Louisiana Congressman-elect Luke Letlow’s death brought us a grim reminder on how COVID-19 can stop even the most vibrant people.
The Republican from the Richland Parish community of Start was set to begin his inaugural term this week as representative of the state’s congressional 5th District. Republicans and Democrats alike mourned the loss of this ambitious 41-year-old, but talk behind the scenes also centers around who will fill his seat.
A special election for his seat will coincide with a March 20 election to replace 2nd District Rep. Cedric Richmond, a Democrat, who will serve in the cabinet of President-elect Joe Biden.
The election to fill those two seats will put Louisiana in the national spotlight as the GOP tries to cut its losses on Capitol Hill.
It may open the door for the return of a once-prominent official on the Louisiana political scene to vie for Letlow’s seat.
How many of you remember Bobby Jindal?
Most of you likely know him as the predecessor to Gov. John Bel Edwards, but Jindal has been largely out of the public eye.
The state’s fiscal downfall and his hatchet job on state colleges and hospitals drew the scorn of Republicans and Democrats alike.
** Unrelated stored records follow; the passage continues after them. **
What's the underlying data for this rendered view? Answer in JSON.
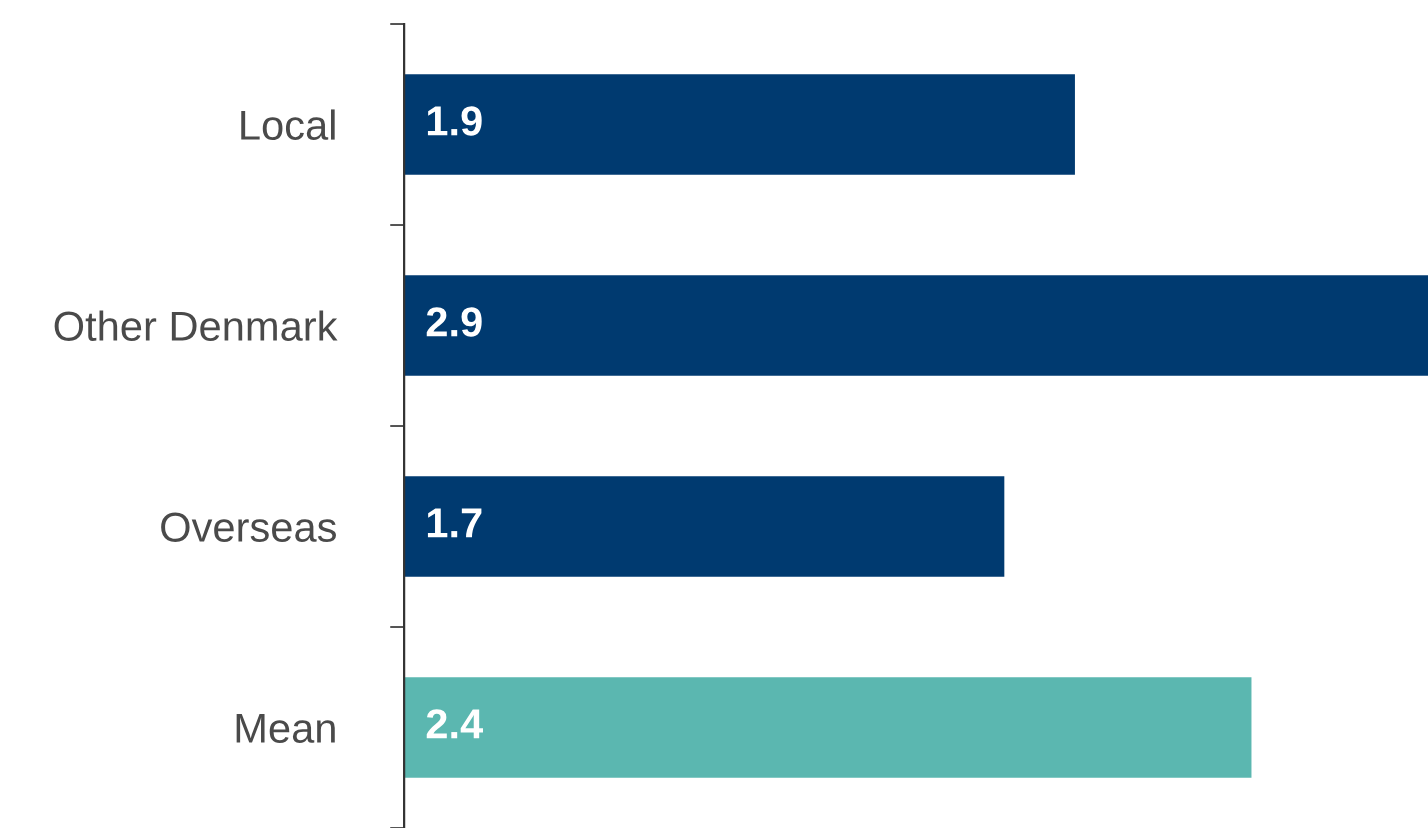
{
  "chart_data": {
    "type": "bar",
    "orientation": "horizontal",
    "categories": [
      "Local",
      "Other Denmark",
      "Overseas",
      "Mean"
    ],
    "values": [
      1.9,
      2.9,
      1.7,
      2.4
    ],
    "colors": [
      "#003a70",
      "#003a70",
      "#003a70",
      "#5bb7b0"
    ],
    "xlim": [
      0,
      2.9
    ],
    "data_labels": true,
    "grid": false,
    "legend": false
  }
}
Although he has not been mentioned as a prospect, it would not come as a surprise – nor would it mark the strangest comeback.
For example, Richard Nixon lost to John F. Kennedy in 1960 and two years later lost the California gubernatorial race to Edmund Brown. He then was elected president.
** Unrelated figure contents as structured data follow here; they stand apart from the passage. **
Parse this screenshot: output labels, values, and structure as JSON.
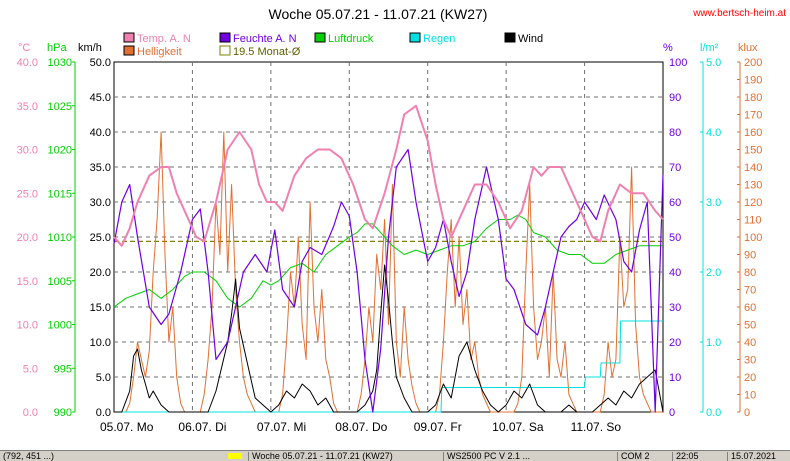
{
  "site": "www.bertsch-heim.at",
  "colors": {
    "temp": "#f080b0",
    "humidity": "#7000e0",
    "pressure": "#00d000",
    "rain": "#00e0e0",
    "wind": "#000000",
    "brightness": "#e07030",
    "avg": "#808000",
    "grid": "#707070"
  },
  "chart_data": {
    "type": "line",
    "title": "Woche 05.07.21 - 11.07.21 (KW27)",
    "x_labels": [
      "05.07. Mo",
      "06.07. Di",
      "07.07. Mi",
      "08.07. Do",
      "09.07. Fr",
      "10.07. Sa",
      "11.07. So"
    ],
    "x_range_days": [
      0,
      7
    ],
    "grid": true,
    "axes": {
      "temp": {
        "unit": "°C",
        "range": [
          0,
          40
        ],
        "ticks": [
          "0.0",
          "5.0",
          "10.0",
          "15.0",
          "20.0",
          "25.0",
          "30.0",
          "35.0",
          "40.0"
        ]
      },
      "pressure": {
        "unit": "hPa",
        "range": [
          990,
          1030
        ],
        "ticks": [
          "990",
          "995",
          "1000",
          "1005",
          "1010",
          "1015",
          "1020",
          "1025",
          "1030"
        ]
      },
      "wind": {
        "unit": "km/h",
        "range": [
          0,
          50
        ],
        "ticks": [
          "0.0",
          "5.0",
          "10.0",
          "15.0",
          "20.0",
          "25.0",
          "30.0",
          "35.0",
          "40.0",
          "45.0",
          "50.0"
        ]
      },
      "humidity": {
        "unit": "%",
        "range": [
          0,
          100
        ],
        "ticks": [
          "0",
          "10",
          "20",
          "30",
          "40",
          "50",
          "60",
          "70",
          "80",
          "90",
          "100"
        ]
      },
      "rain": {
        "unit": "l/m²",
        "range": [
          0,
          5
        ],
        "ticks": [
          "0.0",
          "1.0",
          "2.0",
          "3.0",
          "4.0",
          "5.0"
        ]
      },
      "brightness": {
        "unit": "klux",
        "range": [
          0,
          200
        ],
        "ticks": [
          "0",
          "10",
          "20",
          "30",
          "40",
          "50",
          "60",
          "70",
          "80",
          "90",
          "100",
          "110",
          "120",
          "130",
          "140",
          "150",
          "160",
          "170",
          "180",
          "190",
          "200"
        ]
      }
    },
    "legend": [
      {
        "key": "temp",
        "label": "Temp. A. N"
      },
      {
        "key": "humidity",
        "label": "Feuchte A. N"
      },
      {
        "key": "pressure",
        "label": "Luftdruck"
      },
      {
        "key": "rain",
        "label": "Regen"
      },
      {
        "key": "wind",
        "label": "Wind"
      },
      {
        "key": "brightness",
        "label": "Helligkeit"
      },
      {
        "key": "avg",
        "label": "19.5 Monat-Ø"
      }
    ],
    "reference_lines": [
      {
        "axis": "temp",
        "value": 19.5,
        "label": "19.5 Monat-Ø"
      }
    ],
    "series": [
      {
        "key": "temp",
        "axis": "temp",
        "name": "Temp. A. N",
        "x": [
          0,
          0.1,
          0.2,
          0.3,
          0.45,
          0.6,
          0.7,
          0.8,
          0.95,
          1.05,
          1.15,
          1.3,
          1.45,
          1.6,
          1.75,
          1.85,
          1.95,
          2.05,
          2.15,
          2.3,
          2.45,
          2.6,
          2.75,
          2.9,
          3.05,
          3.2,
          3.3,
          3.45,
          3.6,
          3.7,
          3.85,
          4.0,
          4.1,
          4.2,
          4.3,
          4.45,
          4.6,
          4.75,
          4.9,
          5.05,
          5.2,
          5.35,
          5.45,
          5.55,
          5.7,
          5.85,
          6.0,
          6.1,
          6.2,
          6.3,
          6.45,
          6.6,
          6.75,
          6.9,
          7.0
        ],
        "y": [
          20,
          19,
          21,
          24,
          27,
          28,
          28,
          25,
          22,
          20,
          19.5,
          24,
          30,
          32,
          30,
          26,
          24,
          24,
          23,
          27,
          29,
          30,
          30,
          29,
          26,
          22,
          21,
          25,
          30,
          34,
          35,
          31,
          26,
          22,
          20,
          23,
          26,
          26,
          24,
          21,
          23,
          28,
          27,
          28,
          28,
          25,
          22,
          20,
          19.5,
          23,
          26,
          25,
          25,
          23,
          22
        ]
      },
      {
        "key": "humidity",
        "axis": "humidity",
        "name": "Feuchte A. N",
        "x": [
          0,
          0.1,
          0.2,
          0.3,
          0.45,
          0.6,
          0.7,
          0.85,
          1.0,
          1.1,
          1.2,
          1.3,
          1.45,
          1.55,
          1.65,
          1.8,
          1.95,
          2.05,
          2.15,
          2.3,
          2.4,
          2.5,
          2.65,
          2.8,
          2.9,
          3.0,
          3.1,
          3.2,
          3.3,
          3.4,
          3.5,
          3.6,
          3.75,
          3.85,
          4.0,
          4.1,
          4.2,
          4.3,
          4.4,
          4.5,
          4.6,
          4.75,
          4.9,
          5.0,
          5.1,
          5.25,
          5.4,
          5.5,
          5.6,
          5.7,
          5.8,
          5.9,
          6.0,
          6.15,
          6.25,
          6.4,
          6.5,
          6.6,
          6.7,
          6.8,
          6.9,
          7.0
        ],
        "y": [
          48,
          60,
          65,
          50,
          30,
          25,
          28,
          40,
          55,
          58,
          40,
          15,
          20,
          30,
          40,
          45,
          40,
          52,
          35,
          30,
          43,
          47,
          45,
          53,
          60,
          56,
          40,
          15,
          0,
          18,
          50,
          70,
          75,
          60,
          43,
          47,
          55,
          43,
          33,
          40,
          55,
          70,
          55,
          38,
          35,
          25,
          22,
          30,
          40,
          50,
          53,
          55,
          60,
          55,
          62,
          55,
          43,
          40,
          52,
          60,
          0,
          68
        ]
      },
      {
        "key": "pressure",
        "axis": "pressure",
        "name": "Luftdruck",
        "x": [
          0,
          0.15,
          0.3,
          0.45,
          0.6,
          0.75,
          0.9,
          1.0,
          1.15,
          1.3,
          1.45,
          1.6,
          1.75,
          1.9,
          2.0,
          2.1,
          2.25,
          2.4,
          2.55,
          2.7,
          2.85,
          3.0,
          3.1,
          3.2,
          3.3,
          3.45,
          3.55,
          3.7,
          3.85,
          4.0,
          4.15,
          4.3,
          4.45,
          4.6,
          4.75,
          4.9,
          5.05,
          5.15,
          5.25,
          5.35,
          5.5,
          5.65,
          5.8,
          5.95,
          6.1,
          6.25,
          6.4,
          6.55,
          6.7,
          6.85,
          7.0
        ],
        "y": [
          1002,
          1003,
          1003.5,
          1004,
          1003,
          1004,
          1005.5,
          1006,
          1006,
          1005,
          1003,
          1002,
          1003,
          1005,
          1004.5,
          1005,
          1006.5,
          1007,
          1006,
          1008,
          1009,
          1010,
          1010.5,
          1011.5,
          1011.5,
          1010,
          1009,
          1008,
          1008.5,
          1008,
          1008.5,
          1009,
          1009,
          1009.5,
          1011,
          1012,
          1012,
          1012.5,
          1012,
          1010.5,
          1010,
          1008.5,
          1008,
          1008,
          1007,
          1007,
          1008,
          1008.5,
          1009,
          1009,
          1009
        ]
      },
      {
        "key": "rain",
        "axis": "rain",
        "name": "Regen",
        "x": [
          0,
          4.17,
          4.18,
          6.0,
          6.01,
          6.2,
          6.21,
          6.45,
          6.46,
          7.0
        ],
        "y": [
          0,
          0,
          0.35,
          0.35,
          0.5,
          0.5,
          0.7,
          0.7,
          1.3,
          1.3
        ]
      },
      {
        "key": "wind",
        "axis": "wind",
        "name": "Wind",
        "x": [
          0,
          0.1,
          0.2,
          0.25,
          0.3,
          0.35,
          0.4,
          0.45,
          0.5,
          0.6,
          0.7,
          0.8,
          0.9,
          1.0,
          1.1,
          1.2,
          1.3,
          1.45,
          1.5,
          1.55,
          1.6,
          1.7,
          1.8,
          1.9,
          2.0,
          2.1,
          2.2,
          2.3,
          2.4,
          2.5,
          2.6,
          2.7,
          2.8,
          2.9,
          3.0,
          3.1,
          3.2,
          3.3,
          3.35,
          3.4,
          3.45,
          3.5,
          3.55,
          3.6,
          3.7,
          3.8,
          3.9,
          4.0,
          4.1,
          4.2,
          4.3,
          4.4,
          4.5,
          4.6,
          4.7,
          4.8,
          4.9,
          5.0,
          5.1,
          5.2,
          5.3,
          5.4,
          5.5,
          5.6,
          5.7,
          5.8,
          5.9,
          6.0,
          6.1,
          6.2,
          6.3,
          6.4,
          6.5,
          6.6,
          6.7,
          6.8,
          6.9,
          7.0
        ],
        "y": [
          0,
          0,
          3,
          8,
          9,
          6,
          4,
          2,
          3,
          1,
          0,
          0,
          0,
          0,
          0,
          0,
          3,
          10,
          14,
          19,
          12,
          7,
          2,
          1,
          0,
          1,
          3,
          2,
          4,
          3,
          1,
          2,
          0,
          0,
          0,
          0,
          1,
          3,
          6,
          14,
          21,
          16,
          10,
          5,
          2,
          0,
          0,
          0,
          1,
          4,
          2,
          8,
          10,
          6,
          3,
          1,
          0,
          1,
          3,
          2,
          4,
          1,
          0,
          0,
          0,
          1,
          0,
          0,
          0,
          1,
          2,
          1,
          3,
          2,
          4,
          5,
          6,
          0
        ]
      },
      {
        "key": "brightness",
        "axis": "brightness",
        "name": "Helligkeit",
        "x": [
          0,
          0.05,
          0.1,
          0.15,
          0.2,
          0.25,
          0.3,
          0.35,
          0.4,
          0.45,
          0.5,
          0.55,
          0.6,
          0.65,
          0.7,
          0.75,
          0.8,
          0.85,
          0.9,
          1.0,
          1.1,
          1.15,
          1.2,
          1.25,
          1.3,
          1.35,
          1.4,
          1.45,
          1.5,
          1.55,
          1.6,
          1.65,
          1.7,
          1.75,
          1.8,
          1.85,
          1.9,
          2.0,
          2.1,
          2.15,
          2.2,
          2.25,
          2.3,
          2.35,
          2.4,
          2.45,
          2.5,
          2.55,
          2.6,
          2.65,
          2.7,
          2.75,
          2.8,
          2.85,
          2.9,
          3.0,
          3.1,
          3.15,
          3.2,
          3.25,
          3.3,
          3.35,
          3.4,
          3.45,
          3.5,
          3.55,
          3.6,
          3.65,
          3.7,
          3.75,
          3.8,
          3.85,
          3.9,
          4.0,
          4.1,
          4.15,
          4.2,
          4.25,
          4.3,
          4.35,
          4.4,
          4.45,
          4.5,
          4.55,
          4.6,
          4.65,
          4.7,
          4.75,
          4.8,
          4.85,
          4.9,
          5.0,
          5.1,
          5.15,
          5.2,
          5.25,
          5.3,
          5.35,
          5.4,
          5.45,
          5.5,
          5.55,
          5.6,
          5.65,
          5.7,
          5.75,
          5.8,
          5.85,
          5.9,
          6.0,
          6.1,
          6.15,
          6.2,
          6.25,
          6.3,
          6.35,
          6.4,
          6.45,
          6.5,
          6.55,
          6.6,
          6.65,
          6.7,
          6.75,
          6.8,
          6.85,
          6.9,
          7.0
        ],
        "y": [
          0,
          0,
          0,
          0,
          5,
          20,
          40,
          30,
          20,
          35,
          80,
          110,
          160,
          90,
          40,
          60,
          20,
          5,
          0,
          0,
          0,
          10,
          30,
          60,
          120,
          90,
          160,
          80,
          130,
          70,
          40,
          20,
          10,
          5,
          0,
          0,
          0,
          0,
          0,
          10,
          40,
          80,
          60,
          100,
          50,
          30,
          120,
          60,
          40,
          70,
          30,
          20,
          5,
          0,
          0,
          0,
          0,
          10,
          30,
          60,
          40,
          90,
          70,
          110,
          50,
          130,
          40,
          20,
          60,
          30,
          15,
          5,
          0,
          0,
          0,
          10,
          40,
          80,
          110,
          60,
          100,
          50,
          70,
          30,
          40,
          20,
          10,
          5,
          0,
          0,
          0,
          0,
          0,
          5,
          20,
          80,
          130,
          60,
          30,
          40,
          60,
          20,
          80,
          30,
          20,
          40,
          10,
          5,
          0,
          0,
          0,
          0,
          0,
          10,
          40,
          20,
          30,
          100,
          60,
          70,
          140,
          50,
          20,
          10,
          5,
          0,
          0,
          0
        ]
      }
    ]
  },
  "status": {
    "cell1": "(792, 451 ...)",
    "cell2": "Woche 05.07.21 - 11.07.21 (KW27)",
    "cell3": "WS2500 PC V 2.1 ...",
    "cell4": "COM 2",
    "cell5": "22:05",
    "cell6": "15.07.2021"
  }
}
The third term of Edwin Edwards ended in 1988 amid one of the worst economic tumbles in Louisiana history. Four years later, voters welcomed him back after a win over David Duke.
Edwards and Duke reached the runoff, which led EWE to victory. Some voters likely held their nose when they voted for Edwards, but the bumper sticker said it all: “Vote for the crook … it’s important.”
Political reputation aside, many voters accepted that at least they knew what they would get.
Experience and name familiarity carry plenty of weight in politics. It worked for Nixon and it helped Edwards.
Jindal has the same inside track. His three-year term as Louisiana congressman for the state’s 1st District ended when he became governor in January 2008.
No word has circulated thus far on Jindal’s intentions, but he has probably received several phone calls from prominent Republicans on Capitol Hill.
He has the experience and the name recognition – both which could lead him to victory if he runs for the seat Letlow never officially occupied.
Granted, it wouldn’t be a cake walk for Jindal.
He became a target of criticism from Republicans and Democrats alike when he spent much of his second term either in an ill-fated run for the White House or stumping for congressional candidates from coast to coast.
If he runs, he may ask them to return the favor. Considering the number of seats Democrats gained in November, the Republicans probably will return the favor for Jindal.
As for Letlow’s legacy, he served under Jindal, so a connection exists. In a time when Republicans seek to cut their losses in Washington, Jindal could figure as their winning card.
His chances would depend on how voters would perceive him five years after he left office. They may see him in a “what’s old is new again” scenario, or as the man who gutted the state’s colleges and hospitals amid his presidential aspirations.
If some constituents forget that side of Jindal, it’s a surefire bet Democrats will refreshen their memories.
Jindal was not popular with Republicans or Democrats when he left office, but he has remained conspicuously quiet since he left the Governor’s Mansion at the “ripe, old age” of 45.
He has not commanded space on the front pages of newspapers in the last five years, and his name seldom comes up in political discussions these days.
But considering what’s at stake for Republicans this year in Washington, that could change soon.